Process the results output by orthohmm software.
Filter orthogroups and then infer the phylogenetic tree.
Simple analysis process, configure the required environment by yourself.
- Get less variation in the number of homologous genes and more species with homologous genes.
- Mainly use deal_orthohmm_gene_count.py script to calculate orthohmm_gene_count.txt and then extract cds sequence.
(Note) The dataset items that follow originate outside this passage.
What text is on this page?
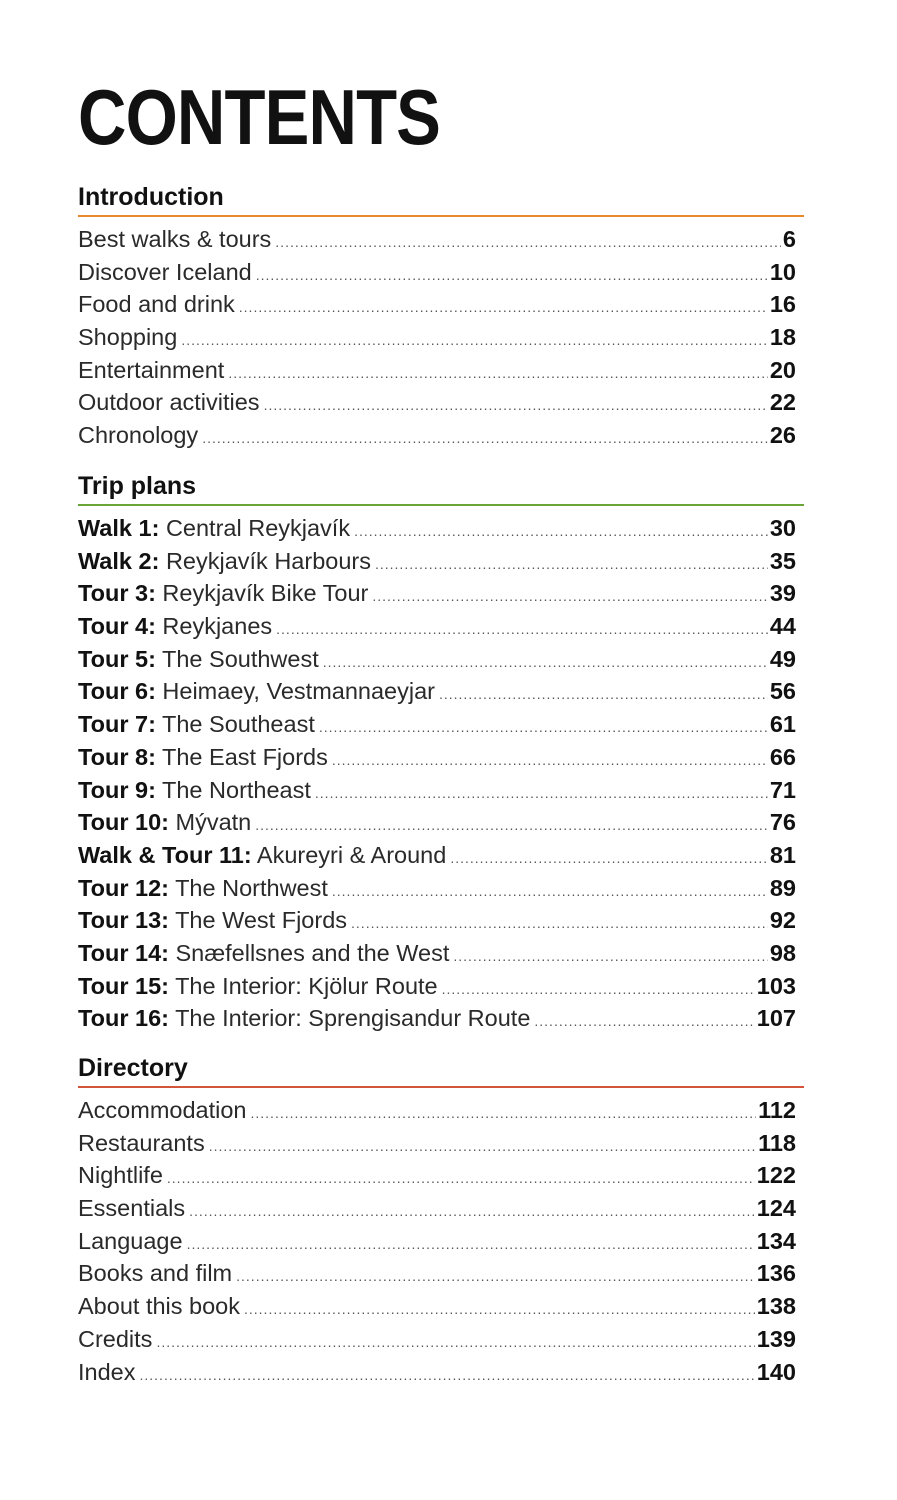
CONTENTS
Introduction
Best walks & tours .....	6
Discover Iceland .....	10
Food and drink .....	16
Shopping .....	18
Entertainment .....	20
Outdoor activities .....	22
Chronology .....	26
Trip plans
Walk 1: Central Reykjavík .....	30
Walk 2: Reykjavík Harbours .....	35
Tour 3: Reykjavík Bike Tour .....	39
Tour 4: Reykjanes .....	44
Tour 5: The Southwest .....	49
Tour 6: Heimaey, Vestmannaeyjar .....	56
Tour 7: The Southeast .....	61
Tour 8: The East Fjords .....	66
Tour 9: The Northeast .....	71
Tour 10: Mývatn .....	76
Walk & Tour 11: Akureyri & Around .....	81
Tour 12: The Northwest .....	89
Tour 13: The West Fjords .....	92
Tour 14: Snæfellsnes and the West .....	98
Tour 15: The Interior: Kjölur Route .....	103
Tour 16: The Interior: Sprengisandur Route .....	107
Directory
Accommodation .....	112
Restaurants .....	118
Nightlife .....	122
Essentials .....	124
Language .....	134
Books and film .....	136
About this book .....	138
Credits .....	139
Index .....	140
- Make all command to get best unique homologous gene.
- Improve cds sequences whose length is not a multiple of three.
- Of course you can choose not to filter.
- OMM_MACSE: Multiple Alignment of Coding SEquences Accounting for Frameshifts and Stop Codons
- Constructing gene trees.
Finally, inferring species trees from gene trees by astral-pro3 or tree-qmc.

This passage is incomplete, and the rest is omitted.